We experience several minutes lags in our server. Probably they are triggered by "stop the world" garbage collections. But we use concurrent mark and sweep GC (-XX:+UseConcMarkSweepG) so, I think, these pauses are triggered by memory fragmentation of old generation.
How can memory fragmentation of old generation be analyzed? Are there any tools for it?
Lags happen every hour. Most time they are about 20 sec, but sometimes - several minutes.
解决方案
Look at your Java documentation for the "java -X..." options for turning on GC logging. That will tell you whether you are collecting old or new generation, and how long the collections are taking.
A pause of "several minutes" sounds extraordinary. Are you sure that you aren't just running with a heap size that is too small, or on a machine with not enough physical memory?
If your heap too close to full,
the GC will be triggered again and
again, resulting in your server
spending most of its CPU time in the
GC. This will show up in the GC
logs.
If you use a large heap on a machine
with not enough physical memory,
a full GC is liable to cause
your machine to "thrash", spending
most of its time madly moving virtual
memory pages to and from disc.
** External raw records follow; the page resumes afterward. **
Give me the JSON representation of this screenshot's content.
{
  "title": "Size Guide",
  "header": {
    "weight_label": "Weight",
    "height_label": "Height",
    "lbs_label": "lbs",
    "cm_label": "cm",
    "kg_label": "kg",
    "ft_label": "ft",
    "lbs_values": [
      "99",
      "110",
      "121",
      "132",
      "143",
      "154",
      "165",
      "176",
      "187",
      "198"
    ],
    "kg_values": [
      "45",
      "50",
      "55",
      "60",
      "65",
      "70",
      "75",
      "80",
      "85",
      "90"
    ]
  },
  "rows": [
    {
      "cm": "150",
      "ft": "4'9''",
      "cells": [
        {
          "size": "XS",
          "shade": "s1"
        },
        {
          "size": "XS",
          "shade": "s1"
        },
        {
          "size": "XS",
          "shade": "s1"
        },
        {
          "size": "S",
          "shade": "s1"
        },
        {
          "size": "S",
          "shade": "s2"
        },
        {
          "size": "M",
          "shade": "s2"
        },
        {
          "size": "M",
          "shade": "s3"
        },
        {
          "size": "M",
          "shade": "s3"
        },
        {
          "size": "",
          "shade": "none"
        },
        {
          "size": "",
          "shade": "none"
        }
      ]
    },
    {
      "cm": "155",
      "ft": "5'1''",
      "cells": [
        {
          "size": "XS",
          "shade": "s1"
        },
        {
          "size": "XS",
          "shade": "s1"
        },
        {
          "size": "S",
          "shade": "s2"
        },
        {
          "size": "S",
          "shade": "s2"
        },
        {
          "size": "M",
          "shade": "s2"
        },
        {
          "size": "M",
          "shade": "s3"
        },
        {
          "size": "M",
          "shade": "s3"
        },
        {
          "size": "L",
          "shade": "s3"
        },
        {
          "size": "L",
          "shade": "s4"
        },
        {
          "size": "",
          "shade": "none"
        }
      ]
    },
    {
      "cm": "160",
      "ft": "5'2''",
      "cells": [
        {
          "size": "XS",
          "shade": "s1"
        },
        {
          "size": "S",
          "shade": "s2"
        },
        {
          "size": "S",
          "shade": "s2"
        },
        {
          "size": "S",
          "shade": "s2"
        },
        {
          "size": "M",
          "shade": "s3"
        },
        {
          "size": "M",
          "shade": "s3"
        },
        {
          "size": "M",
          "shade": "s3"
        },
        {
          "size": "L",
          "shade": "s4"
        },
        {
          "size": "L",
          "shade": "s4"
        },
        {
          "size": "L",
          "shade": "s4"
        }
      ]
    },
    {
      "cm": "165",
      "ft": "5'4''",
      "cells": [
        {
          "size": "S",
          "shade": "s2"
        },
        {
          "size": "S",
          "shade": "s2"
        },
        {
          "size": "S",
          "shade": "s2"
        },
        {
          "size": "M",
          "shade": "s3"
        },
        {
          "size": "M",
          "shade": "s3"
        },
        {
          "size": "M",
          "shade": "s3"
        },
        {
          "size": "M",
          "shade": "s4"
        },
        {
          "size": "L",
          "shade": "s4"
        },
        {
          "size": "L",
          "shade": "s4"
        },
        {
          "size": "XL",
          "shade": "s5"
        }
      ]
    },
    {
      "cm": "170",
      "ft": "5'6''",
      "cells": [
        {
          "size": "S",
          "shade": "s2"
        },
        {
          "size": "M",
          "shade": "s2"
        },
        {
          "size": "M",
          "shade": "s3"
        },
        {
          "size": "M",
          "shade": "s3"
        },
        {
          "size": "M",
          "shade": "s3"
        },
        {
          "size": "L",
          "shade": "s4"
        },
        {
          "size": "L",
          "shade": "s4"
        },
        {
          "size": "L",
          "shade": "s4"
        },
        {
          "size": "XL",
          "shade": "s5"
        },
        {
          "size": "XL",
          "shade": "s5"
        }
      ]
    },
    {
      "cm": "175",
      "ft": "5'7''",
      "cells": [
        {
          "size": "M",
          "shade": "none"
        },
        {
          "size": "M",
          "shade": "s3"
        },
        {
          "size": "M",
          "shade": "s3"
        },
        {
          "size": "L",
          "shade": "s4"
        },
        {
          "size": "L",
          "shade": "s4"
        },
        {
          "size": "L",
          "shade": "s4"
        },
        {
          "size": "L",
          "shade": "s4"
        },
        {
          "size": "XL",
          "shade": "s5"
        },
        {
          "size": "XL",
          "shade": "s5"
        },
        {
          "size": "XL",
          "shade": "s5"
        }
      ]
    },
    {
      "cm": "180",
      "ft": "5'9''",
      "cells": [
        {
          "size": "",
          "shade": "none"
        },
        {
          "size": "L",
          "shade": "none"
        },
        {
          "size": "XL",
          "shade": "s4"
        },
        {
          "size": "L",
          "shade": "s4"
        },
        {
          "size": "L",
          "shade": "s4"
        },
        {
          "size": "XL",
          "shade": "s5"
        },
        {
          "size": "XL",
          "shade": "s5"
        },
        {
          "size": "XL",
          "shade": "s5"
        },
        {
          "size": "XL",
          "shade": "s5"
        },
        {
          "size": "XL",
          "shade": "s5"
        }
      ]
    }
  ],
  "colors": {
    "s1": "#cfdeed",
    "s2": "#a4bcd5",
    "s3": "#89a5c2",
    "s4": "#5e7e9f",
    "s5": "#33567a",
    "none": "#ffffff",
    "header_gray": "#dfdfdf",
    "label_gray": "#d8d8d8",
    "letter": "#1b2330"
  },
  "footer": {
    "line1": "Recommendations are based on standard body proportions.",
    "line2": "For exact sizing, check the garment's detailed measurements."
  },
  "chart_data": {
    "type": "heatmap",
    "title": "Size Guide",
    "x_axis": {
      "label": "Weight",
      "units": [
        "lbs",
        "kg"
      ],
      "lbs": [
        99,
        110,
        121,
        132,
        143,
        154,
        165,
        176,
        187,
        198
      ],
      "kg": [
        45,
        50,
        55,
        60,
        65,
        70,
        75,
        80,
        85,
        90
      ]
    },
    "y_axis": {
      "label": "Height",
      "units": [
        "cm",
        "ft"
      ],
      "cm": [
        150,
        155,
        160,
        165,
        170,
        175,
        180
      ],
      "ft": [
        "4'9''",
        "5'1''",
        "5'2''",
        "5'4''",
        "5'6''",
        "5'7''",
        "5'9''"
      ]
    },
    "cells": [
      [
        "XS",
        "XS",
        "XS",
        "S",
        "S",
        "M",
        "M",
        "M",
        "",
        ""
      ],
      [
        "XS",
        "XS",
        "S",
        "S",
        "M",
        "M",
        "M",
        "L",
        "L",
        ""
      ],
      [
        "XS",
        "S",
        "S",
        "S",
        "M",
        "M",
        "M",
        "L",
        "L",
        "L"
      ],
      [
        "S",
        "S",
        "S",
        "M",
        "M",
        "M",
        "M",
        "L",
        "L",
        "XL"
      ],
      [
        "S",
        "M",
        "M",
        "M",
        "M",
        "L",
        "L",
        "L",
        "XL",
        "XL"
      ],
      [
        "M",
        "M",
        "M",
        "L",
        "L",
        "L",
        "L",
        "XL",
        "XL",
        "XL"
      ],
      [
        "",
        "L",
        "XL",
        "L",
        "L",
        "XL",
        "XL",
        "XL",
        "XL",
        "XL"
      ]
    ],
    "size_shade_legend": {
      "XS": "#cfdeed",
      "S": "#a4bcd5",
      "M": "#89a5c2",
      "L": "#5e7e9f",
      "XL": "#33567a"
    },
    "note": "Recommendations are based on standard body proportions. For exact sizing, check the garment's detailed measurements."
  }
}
You
can observe this using system
monitoring tools; e.g. by watching
the console output from "vmstat 5" on
a typical UNIX/Linux system.
FOLLOWUP
Contrary to the OP's belief, turning on GC logging is unlikely to make a noticeable difference to performance.
The Understanding Concurrent Mark Sweep Garbage Collector Logs page on the Oracle site should be helpful in interpreting GC logs.
Finally, the OP's conclusion that this is a "fragmentation" problem is unlikely, and (IMO) unsupported by the snippets of evidence that he has provided. It is most likely something else.